Well, let's write another simple text processor. For example, let's convert strings to sequences of their numerical codes and vice versa.

# app/strconv/char2code.py

from typing import *
from txtproc.abc import *


# The 'Encoder' class is just a shortcut for "Reversible, TextProcessor". 
class CharEncoder(Universal, Encoder):
    def process(self, query: str) -> str:
        codes = [str(ord(c)) for c in query]
        return " ".join(codes)


# The 'Decoder' class is a shortcut for "Exclusive, TextProcessor". 
class CharDecoder(Decoder):
    @classmethod
    def can_process(cls, query: str) -> bool:
        codes = query.split()
        return all(cls._try_parse_int(code) for code in codes)

    def process(self, query: str) -> str:
        codes = query.split()
        chars = [chr(int(code)) for code in codes]
        return "".join(chars)
        
    @staticmethod
    def _try_parse_int(s: str) -> Optional[int]:
        try:
            return int(s)
        except ValueError:
            return None

Use the Encoder and Decoder classes for pairs of reversible text processors.

Titles and localization

Do you know what we forgot to do? Titles for our processors, that will be used by the localization system! Let's fix it. Go to the localizations.ini file and add the following lines:

# Under [DEFAULT] section
hint_baka_detector = Baka?
hint_char_encoder = Char codes
hint_char_decoder = Get the string back

...

# Under [ru] section
hint_baka_detector = Бака?
hint_char_encoder = Коды символов
hint_char_decoder = Вернуть строку обратно

If you want your processors to be described in the help, don't forget to add the following lines:

# Under [DEFAULT] section
help_baka_detector = You're a baka if you watch anime!
help_char_encoder = Converts strings to sequences of their numerical codes.

...

# Under [ru] section
help_baka_detector = Если ты смотришь аниме, то ты бака!
help_char_encoder = Превращает строки в последовательности их числовых кодов.

Much better! Actually, there is one more thing we need to do.
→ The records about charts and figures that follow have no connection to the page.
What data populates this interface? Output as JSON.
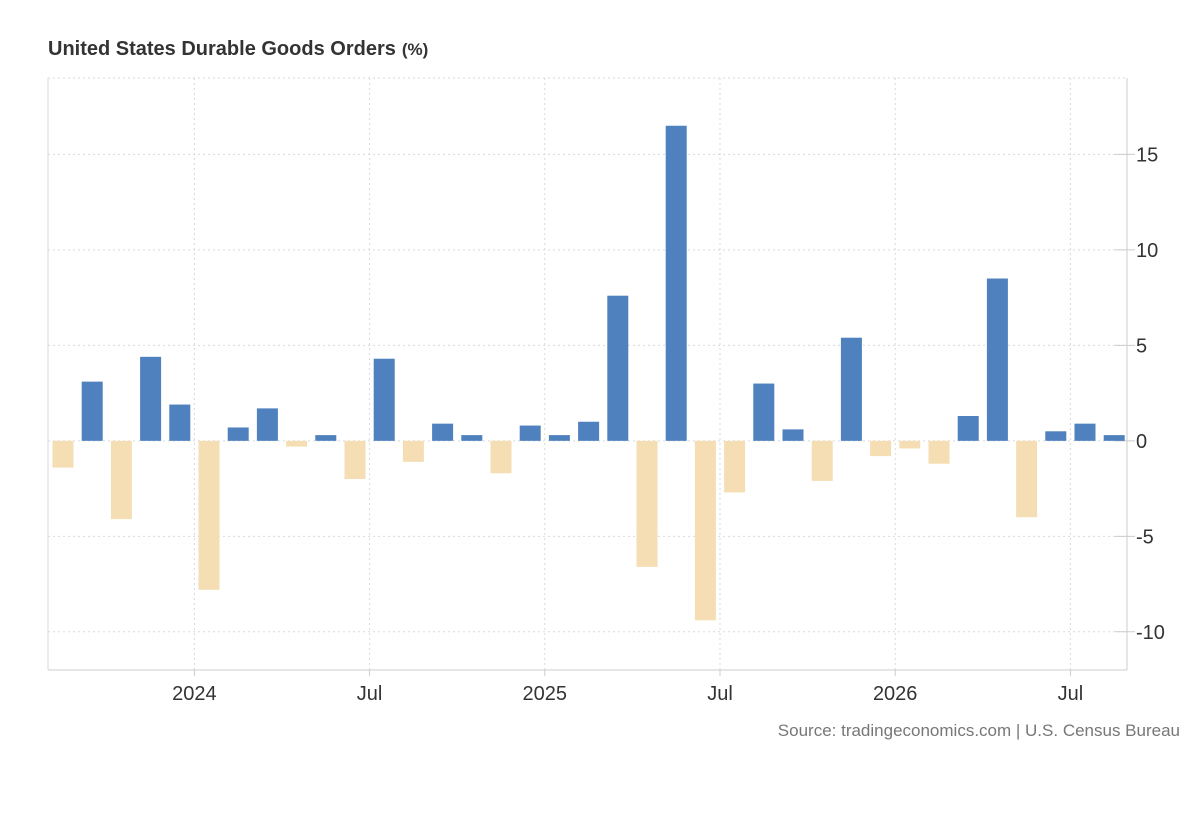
{
  "title": "United States Durable Goods Orders",
  "unit_label": "(%)",
  "source": "Source: tradingeconomics.com | U.S. Census Bureau",
  "colors": {
    "positive": "#4e81bd",
    "negative": "#f5deb3",
    "grid": "#d9d9d9",
    "axis": "#cccccc",
    "text": "#333333",
    "source_text": "#777777"
  },
  "chart_data": {
    "type": "bar",
    "title": "United States Durable Goods Orders (%)",
    "xlabel": "",
    "ylabel": "",
    "ylim": [
      -12,
      19
    ],
    "yticks": [
      -10,
      -5,
      0,
      5,
      10,
      15
    ],
    "y_axis_position": "right",
    "grid": true,
    "x_tick_labels": [
      {
        "label": "2024",
        "after_index": 4.5
      },
      {
        "label": "Jul",
        "after_index": 10.5
      },
      {
        "label": "2025",
        "after_index": 16.5
      },
      {
        "label": "Jul",
        "after_index": 22.5
      },
      {
        "label": "2026",
        "after_index": 28.5
      },
      {
        "label": "Jul",
        "after_index": 34.5
      }
    ],
    "categories": [
      "Aug 2023",
      "Sep 2023",
      "Oct 2023",
      "Nov 2023",
      "Dec 2023",
      "Jan 2024",
      "Feb 2024",
      "Mar 2024",
      "Apr 2024",
      "May 2024",
      "Jun 2024",
      "Jul 2024",
      "Aug 2024",
      "Sep 2024",
      "Oct 2024",
      "Nov 2024",
      "Dec 2024",
      "Jan 2025",
      "Feb 2025",
      "Mar 2025",
      "Apr 2025",
      "May 2025",
      "Jun 2025",
      "Jul 2025",
      "Aug 2025",
      "Sep 2025",
      "Oct 2025",
      "Nov 2025",
      "Dec 2025",
      "Jan 2026",
      "Feb 2026",
      "Mar 2026",
      "Apr 2026",
      "May 2026",
      "Jun 2026",
      "Jul 2026",
      "Aug 2026"
    ],
    "values": [
      -1.4,
      3.1,
      -4.1,
      4.4,
      1.9,
      -7.8,
      0.7,
      1.7,
      -0.3,
      0.3,
      -2.0,
      4.3,
      -1.1,
      0.9,
      0.3,
      -1.7,
      0.8,
      0.3,
      1.0,
      7.6,
      -6.6,
      16.5,
      -9.4,
      -2.7,
      3.0,
      0.6,
      -2.1,
      5.4,
      -0.8,
      -0.4,
      -1.2,
      1.3,
      8.5,
      -4.0,
      0.5,
      0.9,
      0.3
    ]
  }
}
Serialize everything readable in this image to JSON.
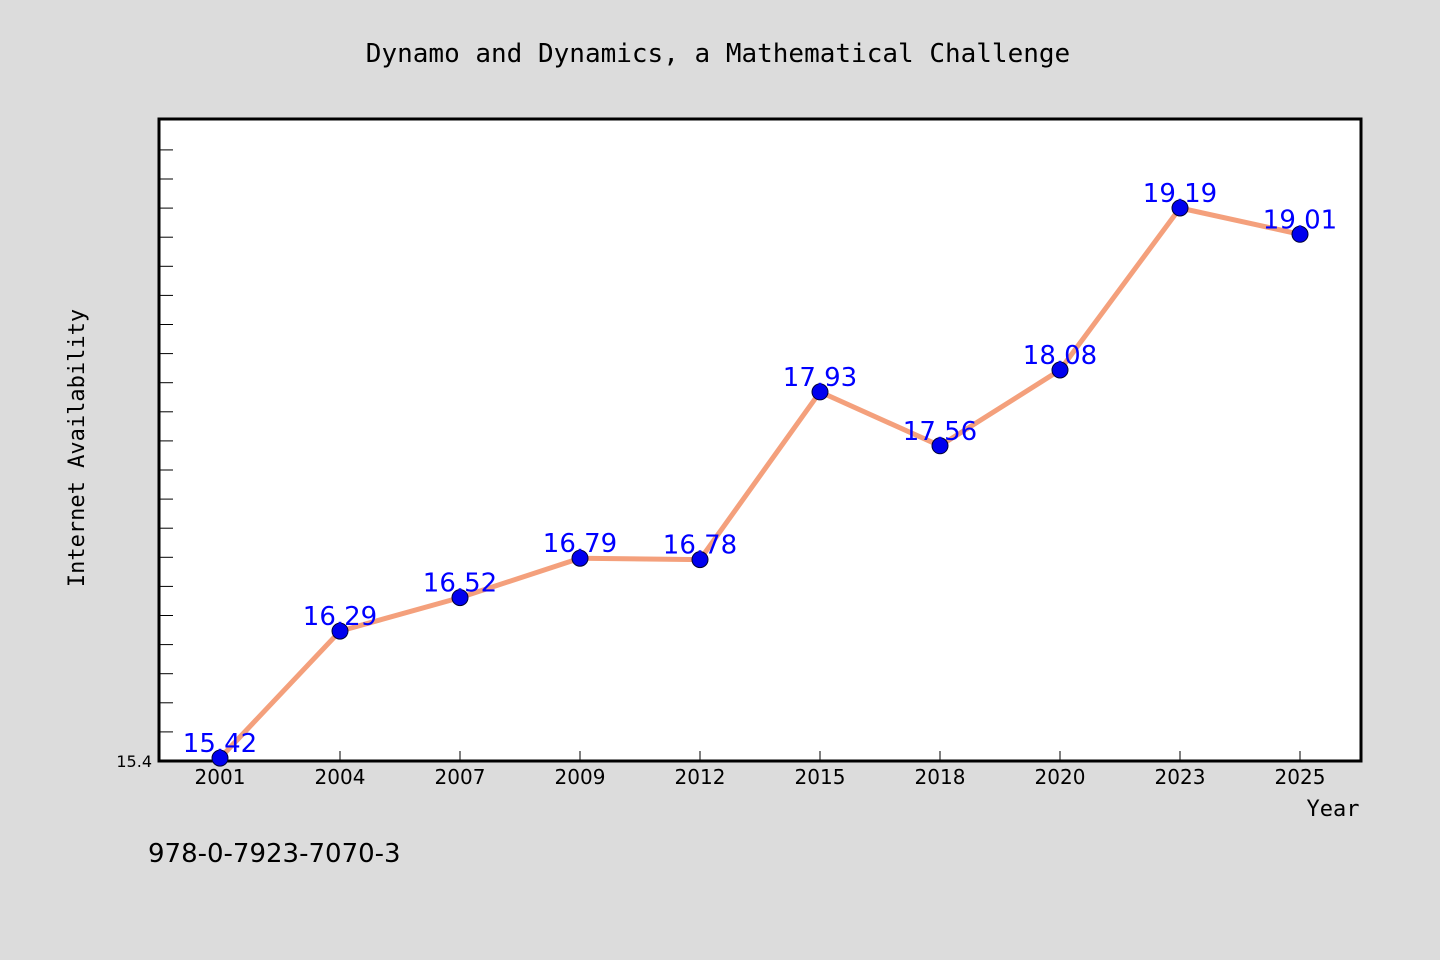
{
  "chart_data": {
    "type": "line",
    "title": "Dynamo and Dynamics, a Mathematical Challenge",
    "xlabel": "Year",
    "ylabel": "Internet Availability",
    "categories": [
      "2001",
      "2004",
      "2007",
      "2009",
      "2012",
      "2015",
      "2018",
      "2020",
      "2023",
      "2025"
    ],
    "series": [
      {
        "values": [
          15.42,
          16.29,
          16.52,
          16.79,
          16.78,
          17.93,
          17.56,
          18.08,
          19.19,
          19.01
        ],
        "labels": [
          "15.42",
          "16.29",
          "16.52",
          "16.79",
          "16.78",
          "17.93",
          "17.56",
          "18.08",
          "19.19",
          "19.01"
        ]
      }
    ],
    "ylim": [
      15.4,
      19.8
    ],
    "y_tick_labels": [
      "15.4"
    ],
    "line_color": "#f4a07c",
    "marker_color": "#0000ee",
    "label_color": "#0000ff",
    "grid": false
  },
  "footer_text": "978-0-7923-7070-3",
  "colors": {
    "background": "#dcdcdc",
    "plot_background": "#ffffff"
  }
}
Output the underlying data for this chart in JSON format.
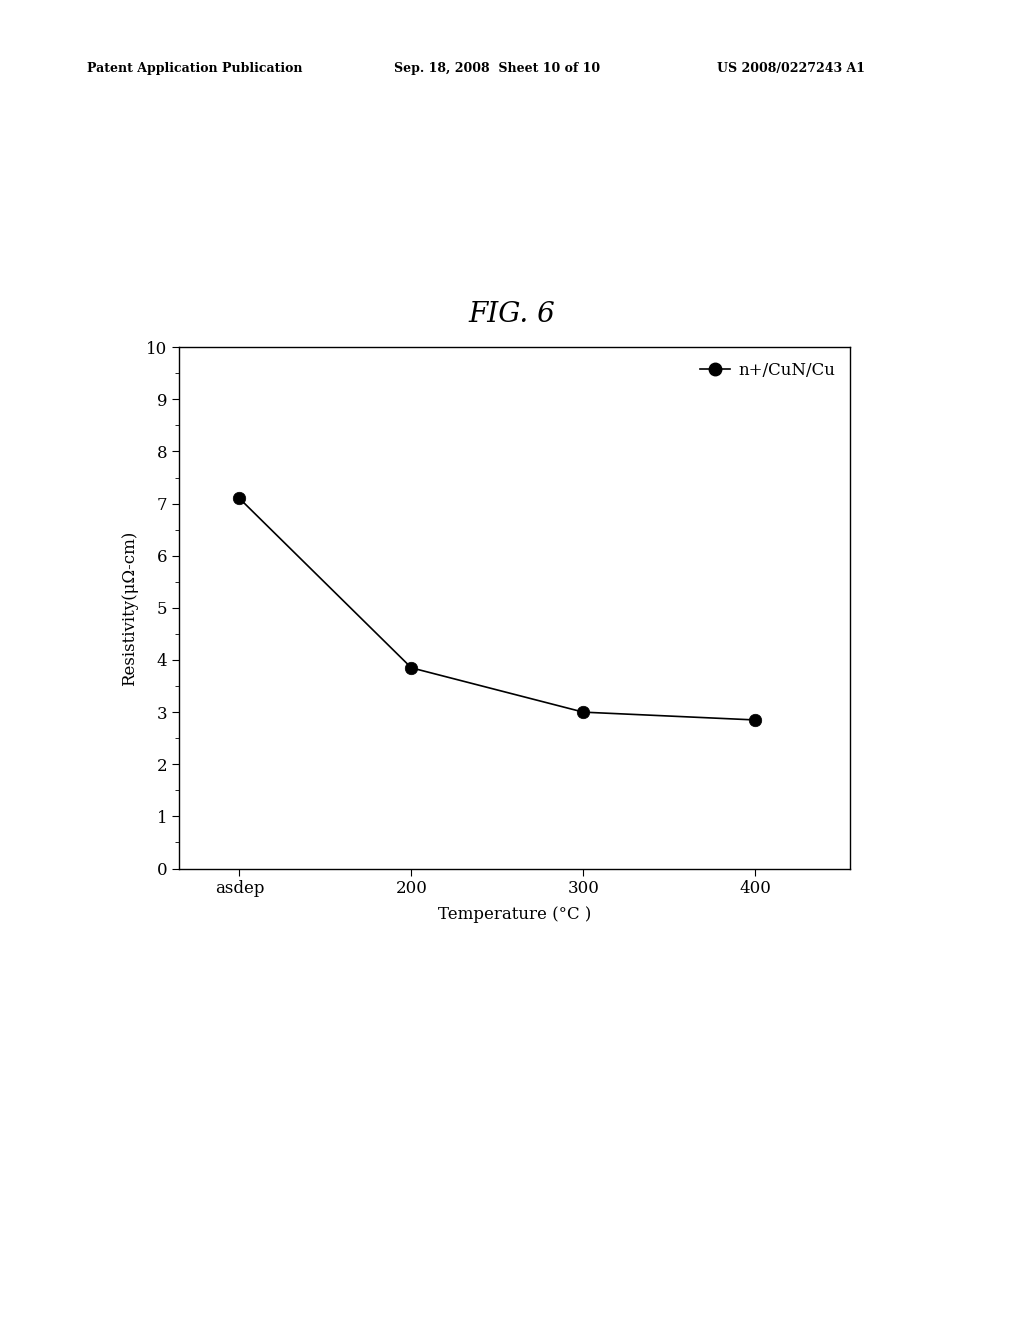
{
  "title": "FIG. 6",
  "xlabel": "Temperature (°C )",
  "ylabel": "Resistivity(μΩ-cm)",
  "x_labels": [
    "asdep",
    "200",
    "300",
    "400"
  ],
  "y_values": [
    7.1,
    3.85,
    3.0,
    2.85
  ],
  "ylim": [
    0,
    10
  ],
  "yticks": [
    0,
    1,
    2,
    3,
    4,
    5,
    6,
    7,
    8,
    9,
    10
  ],
  "legend_label": "n+/CuN/Cu",
  "line_color": "#000000",
  "marker_color": "#000000",
  "marker_size": 9,
  "background_color": "#ffffff",
  "title_fontsize": 20,
  "axis_fontsize": 12,
  "tick_fontsize": 12,
  "header_left": "Patent Application Publication",
  "header_mid": "Sep. 18, 2008  Sheet 10 of 10",
  "header_right": "US 2008/0227243 A1",
  "header_fontsize": 9
}
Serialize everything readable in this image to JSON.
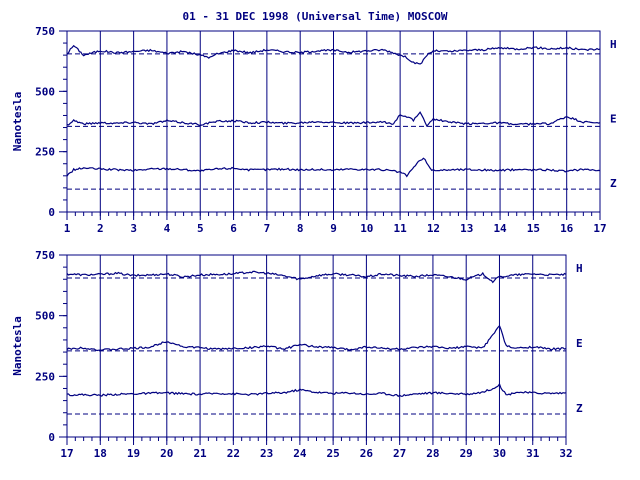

Write tests for our code!

Testing

Code without tests is buggy and bad code.
Mattias Petter Johansson

Let's create files test_baka.py and test_char2code.py files inside the tests/test_strconv/ directory.

# tests/test_strconv/test_baka.py

import pytest
from strconv.baka import BakaDetector


@pytest.fixture
def processor() -> BakaDetector:
    return BakaDetector()


def test_matcher(processor):
    assert not processor.can_process("hello world")
    assert processor.can_process("hello anime")
    assert processor.can_process("Hello Anime!")


def test_processor(processor):
    assert processor.process("hello anime") == "<b>Baka-chan!</b>"
    assert processor.get_description("hello anime") == "Baka-chan!"
    
    assert processor.process("Hello Anime!") == "<b>Baka-chan!</b>"
    assert processor.get_description("Hello Anime!") == "Baka-chan!"
# tests/test_strconv/test_baka.py

from strconv.char2code import CharEncoder, CharDecoder


def test_encoder():
    assert CharEncoder().process("hello world") == "104 101 108 108 111 32 119 111 114 108 100"


def test_decoder():
    decoder = CharDecoder()
    assert not decoder.can_process("hello world")
    assert decoder.can_process("104 101 108 108 111 32 119 111 114 108 100")
    assert decoder.process("104 101 108 108 111 32 119 111 114 108 100") == "hello world"
Run tests on Linux
PYTHONPATH=app pytest
Run tests on Windows

Command Prompt:

set PYTHONPATH=app && pytest

PowerShell:

$env:PYTHONPATH='app'; pytest

All tests must finish successfully.

What's next?

At this point, our work is done, and we're ready to commit these two features and make a pull request! Surely, we won't do it now, but if you develop a new awesome feature, feel free to send it to the upstream! All text processors have a chance to be included in the official hosted version of the bot. Especially if they're not universal and intended for some special cases.